The past month has been a tumultuous time at church. I realize I’m putting that mildly for some and that perhaps for others there hasn’t been a sense of turbulence. With that as the backdrop, I had a moment of deep reverberation with the message that popped into my inbox earlier this week from the monks at the Society of Saint John the Evangelist.
As I’ve written about before I subscribe to their daily email, “Brother Give Us a Word,” which for a majority of the year focuses on one word and puts that word into biblical and theological importance. Sometimes the word and associated message is challenging. Sometimes the word of the day is more light-hearted, but almost always the two-to-three-sentence message gives me something to chew on for the rest of my day.
For Lent, the brothers have prepared a series of daily videos and an accompanying workbook that are designed to help examine our lives and, as they put it, “Grow a Rule of Life.” The video that struck a chord in me, and that I think is applicable to our community at St. Alban’s right now, has to do with what happens when we find ourselves on a different path than we had planned or imagined. Brother Jim Woodrum talks about our response to God when we realize we are either on a different path or in a different place than where we would like, envisioned, or imagined we would be.
What do we imagine God has in store for us?

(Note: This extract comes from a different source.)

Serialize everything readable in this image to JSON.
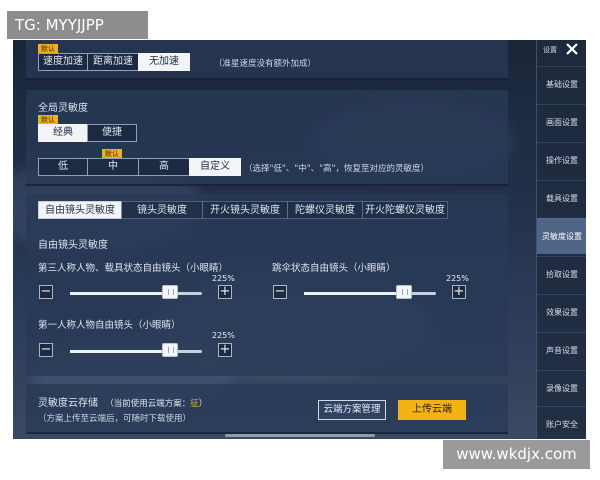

How will we continue to be God’s people as we work and wait for God’s plan to unfold? Will we find ways to come together as the body of Christ? Will we find ways to push our agenda? My hope is that we will wait, watch and pray with a sense of hope-filled expectation…not sweeping things under the carpet and blindly moving forward, but also not further dividing ourselves in the name of our own self-righteous quests.
Perhaps these are hard words. But perhaps we are in a season of self-examination and preparation where now is exactly the time for us to hear those hard words. Perhaps now is exactly the time for us to do the work that God has given us to do and to grow more fully as St. Alban’s Church…more fully as the body of Christ…more fully as the agents of God’s kingdom here in this place, now on a different path that perhaps we thought or imagined we would be.